Dr. Townsend was addressing a dire need—not only the financial poverty of so many of the elderly but their social and psychological predicament. Part of the human price of industrialization and urbanization, many of these men and women had lost their homes and their savings, or barely held on to them; they had left their children back on the old farm, or lost their jobs through a swift-changing technology. They had become isolated, in Talcott Parsons’s view, from “kinship, occupational, and community ties” and hence were ripe for political agitation. They needed help, and Dr. Townsend had a plan, a most wonderful plan: give everyone over sixty federal pensions of $200 a month, with the delectable requirement that the money be spent within the month and thereby bolster the whole economy. A federal sales tax would pay for the scheme. It seemed like the economic equivalent of perpetual motion.
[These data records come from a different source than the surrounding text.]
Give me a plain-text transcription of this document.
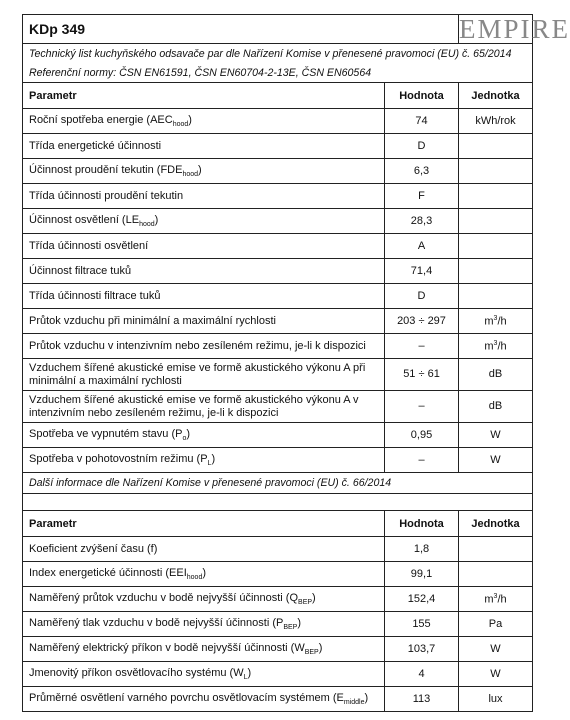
KDp 349		EMPIRE
Technický list kuchyňského odsavače par dle Nařízení Komise v přenesené pravomoci (EU) č. 65/2014		
Referenční normy: ČSN EN61591, ČSN EN60704-2-13E, ČSN EN60564		
Parametr	Hodnota	Jednotka
Roční spotřeba energie $(AEC_{hood})$	74	kWh/rok
Třída energetické účinnosti	D	
Účinnost proudění tekutin $(FDE_{hood})$	6,3	
Třída účinnosti proudění tekutin	F	
Účinnost osvětlení $(LE_{hood})$	28,3	
Třída účinnosti osvětlení	A	
Účinnost filtrace tuků	71,4	
Třída účinnosti filtrace tuků	D	
Průtok vzduchu při minimální a maximální rychlosti	203 ÷ 297	$m^3/h$
Průtok vzduchu v intenzivním nebo zesíleném režimu, je-li k dispozici	–	$m^3/h$
Vzduchem šířené akustické emise ve formě akustického výkonu A při minimální a maximální rychlosti	51 ÷ 61	dB
Vzduchem šířené akustické emise ve formě akustického výkonu A v intenzivním nebo zesíleném režimu, je-li k dispozici	–	dB
Spotřeba ve vypnutém stavu $(P_o)$	0,95	W
Spotřeba v pohotovostním režimu $(P_L)$	–	W
Další informace dle Nařízení Komise v přenesené pravomoci (EU) č. 66/2014		

Parametr	Hodnota	Jednotka
Koeficient zvýšení času (f)	1,8	
Index energetické účinnosti $(EEI_{hood})$	99,1	
Naměřený průtok vzduchu v bodě nejvyšší účinnosti $(Q_{BEP})$	152,4	$m^3/h$
Naměřený tlak vzduchu v bodě nejvyšší účinnosti $(P_{BEP})$	155	Pa
Naměřený elektrický příkon v bodě nejvyšší účinnosti $(W_{BEP})$	103,7	W
Jmenovitý příkon osvětlovacího systému $(W_L)$	4	W
Průměrné osvětlení varného povrchu osvětlovacím systémem $(E_{middle})$	113	lux
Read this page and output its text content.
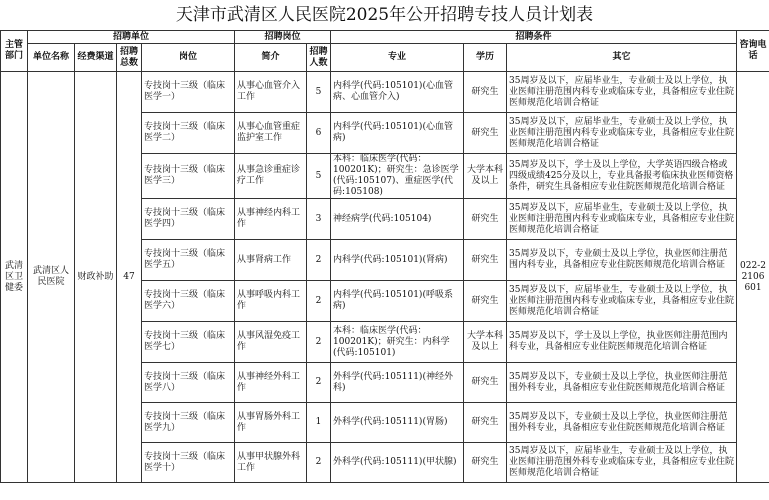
天津市武清区人民医院2025年公开招聘专技人员计划表
主管部门	招聘单位				招聘岗位		招聘条件			咨询电话
	单位名称	经费渠道	招聘总数	岗位	简介	招聘人数	专业	学历	其它	
武清区卫健委	武清区人民医院	财政补助	47	专技岗十三级（临床医学一）	从事心血管介入工作	5	内科学(代码:105101)(心血管病、心血管介入)	研究生	35周岁及以下，应届毕业生，专业硕士及以上学位，执业医师注册范围内科专业或临床专业，具备相应专业住院医师规范化培训合格证	022-22106601
				专技岗十三级（临床医学二）	从事心血管重症监护室工作	6	内科学(代码:105101)(心血管病)	研究生	35周岁及以下，应届毕业生，专业硕士及以上学位，执业医师注册范围内科专业或临床专业，具备相应专业住院医师规范化培训合格证	
				专技岗十三级（临床医学三）	从事急诊重症诊疗工作	5	本科：临床医学(代码：100201K)；研究生：急诊医学(代码:105107)、重症医学(代码:105108)	大学本科及以上	35周岁及以下，学士及以上学位，大学英语四级合格或四级成绩425分及以上，专业具备报考临床执业医师资格条件，研究生具备相应专业住院医师规范化培训合格证	
				专技岗十三级（临床医学四）	从事神经内科工作	3	神经病学(代码:105104)	研究生	35周岁及以下，应届毕业生，专业硕士及以上学位，执业医师注册范围内科专业或临床专业，具备相应专业住院医师规范化培训合格证	
				专技岗十三级（临床医学五）	从事肾病工作	2	内科学(代码:105101)(肾病)	研究生	35周岁及以下，专业硕士及以上学位，执业医师注册范围内科专业，具备相应专业住院医师规范化培训合格证	
				专技岗十三级（临床医学六）	从事呼吸内科工作	2	内科学(代码:105101)(呼吸系病)	研究生	35周岁及以下，应届毕业生，专业硕士及以上学位，执业医师注册范围内科专业或临床专业，具备相应专业住院医师规范化培训合格证	
				专技岗十三级（临床医学七）	从事风湿免疫工作	2	本科：临床医学(代码：100201K)；研究生：内科学(代码:105101)	大学本科及以上	35周岁及以下，学士及以上学位，执业医师注册范围内科专业，具备相应专业住院医师规范化培训合格证	
				专技岗十三级（临床医学八）	从事神经外科工作	2	外科学(代码:105111)(神经外科)	研究生	35周岁及以下，专业硕士及以上学位，执业医师注册范围外科专业，具备相应专业住院医师规范化培训合格证	
				专技岗十三级（临床医学九）	从事胃肠外科工作	1	外科学(代码:105111)(胃肠)	研究生	35周岁及以下，专业硕士及以上学位，执业医师注册范围外科专业，具备相应专业住院医师规范化培训合格证	
				专技岗十三级（临床医学十）	从事甲状腺外科工作	2	外科学(代码:105111)(甲状腺)	研究生	35周岁及以下，应届毕业生，专业硕士及以上学位，执业医师注册范围外科专业或临床专业，具备相应专业住院医师规范化培训合格证	
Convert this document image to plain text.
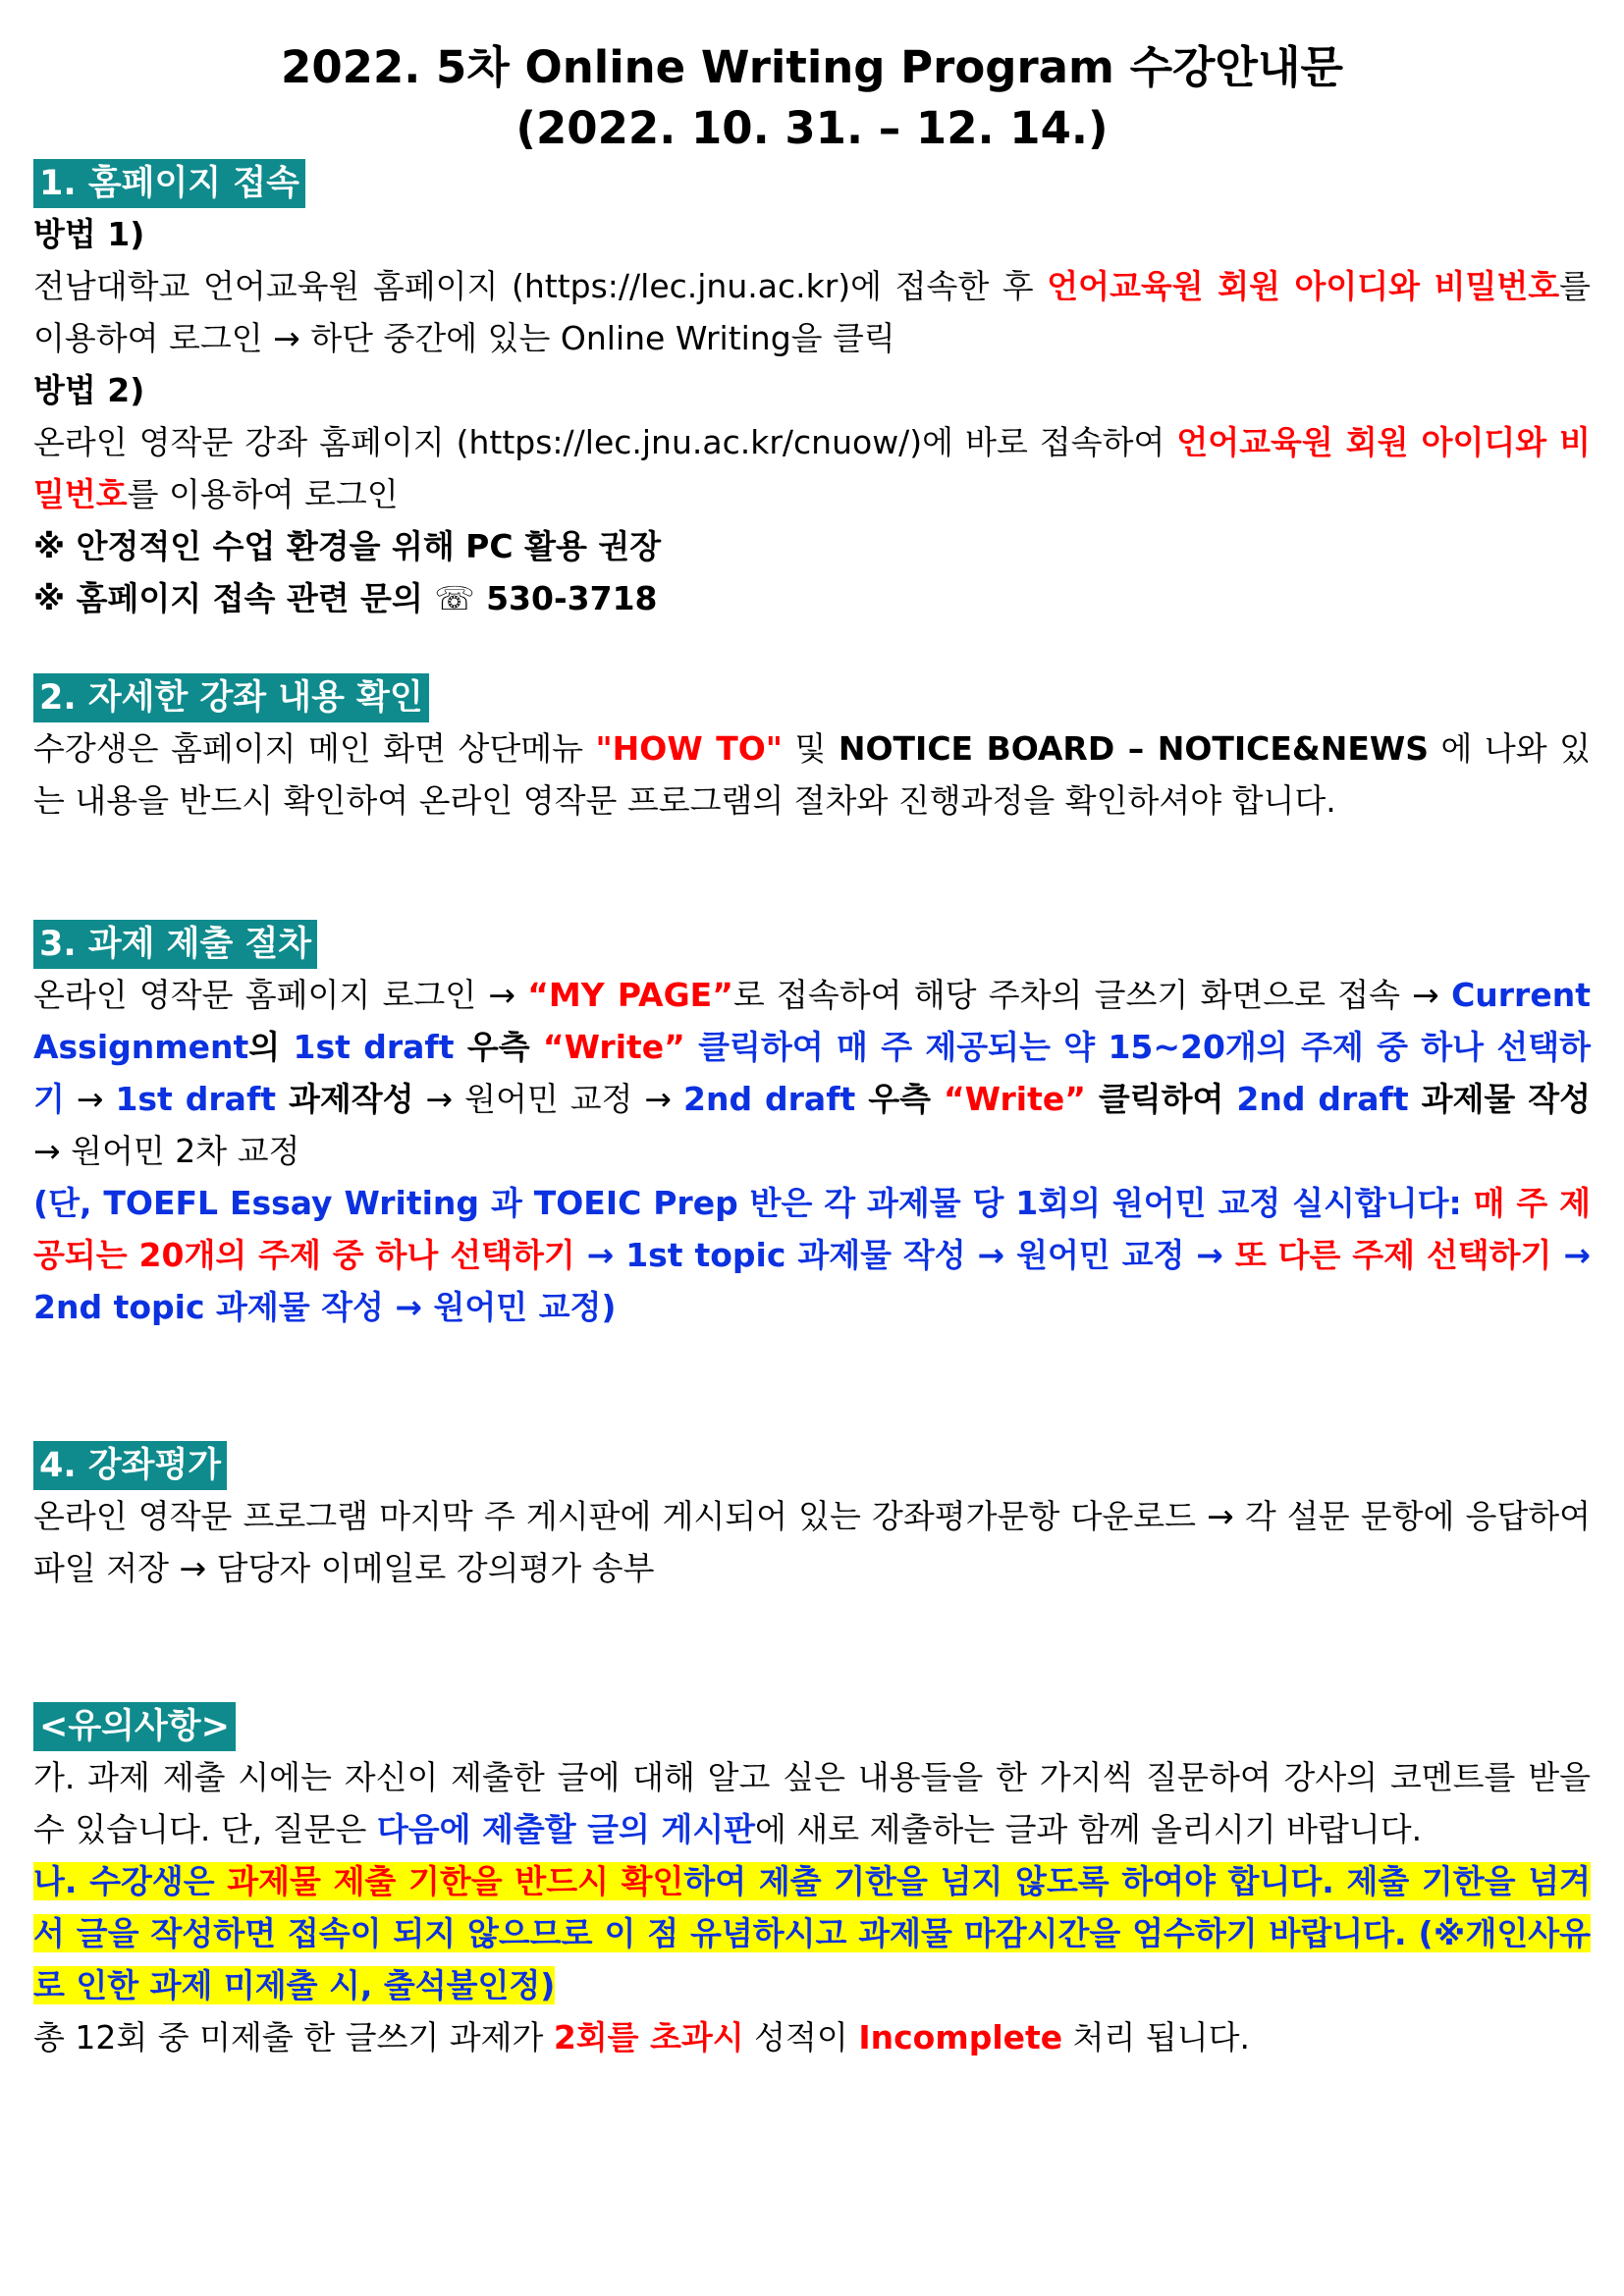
2022. 5차 Online Writing Program 수강안내문
(2022. 10. 31. – 12. 14.)
1. 홈페이지 접속

방법 1)

전남대학교 언어교육원 홈페이지 (https://lec.jnu.ac.kr)에 접속한 후 언어교육원 회원 아이디와 비밀번호를 이용하여 로그인 → 하단 중간에 있는 Online Writing을 클릭

방법 2)

온라인 영작문 강좌 홈페이지 (https://lec.jnu.ac.kr/cnuow/)에 바로 접속하여 언어교육원 회원 아이디와 비밀번호를 이용하여 로그인

※ 안정적인 수업 환경을 위해 PC 활용 권장

※ 홈페이지 접속 관련 문의 ☏ 530-3718

2. 자세한 강좌 내용 확인

수강생은 홈페이지 메인 화면 상단메뉴 "HOW TO" 및 NOTICE BOARD – NOTICE&NEWS 에 나와 있는 내용을 반드시 확인하여 온라인 영작문 프로그램의 절차와 진행과정을 확인하셔야 합니다.

3. 과제 제출 절차

온라인 영작문 홈페이지 로그인 → “MY PAGE”로 접속하여 해당 주차의 글쓰기 화면으로 접속 → Current Assignment의 1st draft 우측 “Write” 클릭하여 매 주 제공되는 약 15~20개의 주제 중 하나 선택하기 → 1st draft 과제작성 → 원어민 교정 → 2nd draft 우측 “Write” 클릭하여 2nd draft 과제물 작성 → 원어민 2차 교정

(단, TOEFL Essay Writing 과 TOEIC Prep 반은 각 과제물 당 1회의 원어민 교정 실시합니다: 매 주 제공되는 20개의 주제 중 하나 선택하기 → 1st topic 과제물 작성 → 원어민 교정 → 또 다른 주제 선택하기 → 2nd topic 과제물 작성 → 원어민 교정)

4. 강좌평가

온라인 영작문 프로그램 마지막 주 게시판에 게시되어 있는 강좌평가문항 다운로드 → 각 설문 문항에 응답하여 파일 저장 → 담당자 이메일로 강의평가 송부

<유의사항>

가. 과제 제출 시에는 자신이 제출한 글에 대해 알고 싶은 내용들을 한 가지씩 질문하여 강사의 코멘트를 받을 수 있습니다. 단, 질문은 다음에 제출할 글의 게시판에 새로 제출하는 글과 함께 올리시기 바랍니다.

나. 수강생은 과제물 제출 기한을 반드시 확인하여 제출 기한을 넘지 않도록 하여야 합니다. 제출 기한을 넘겨서 글을 작성하면 접속이 되지 않으므로 이 점 유념하시고 과제물 마감시간을 엄수하기 바랍니다. (※개인사유로 인한 과제 미제출 시, 출석불인정)

총 12회 중 미제출 한 글쓰기 과제가 2회를 초과시 성적이 Incomplete 처리 됩니다.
Then there was the doctor himself, who proved to be a master of hype. He liked to tell how he had looked out of his bathroom window one day in Long Beach, California, to see three haggard old women rummaging through garbage cans, how he had burst out into a string of epithets that he wanted God Himself to hear, how he said he would shout “until the whole country hears,” and invented the movement on the spot. In fact, it was no sudden revelation. Townsend himself had come to the end of a long road—born in a log cabin in northern Illinois, he had led something of a Horatio Alger life without the Algerian reward. After picking up jobs as ranch hand, farm laborer, mine-mucker, and teacher in the West, he worked his way through medical college and then endured a hard life as a country doctor in South Dakota. Later, as a medical officer treating the Long Beach indigent during the depression, he had ample reason and time to ponder the plight of the elderly and to concoct his plan.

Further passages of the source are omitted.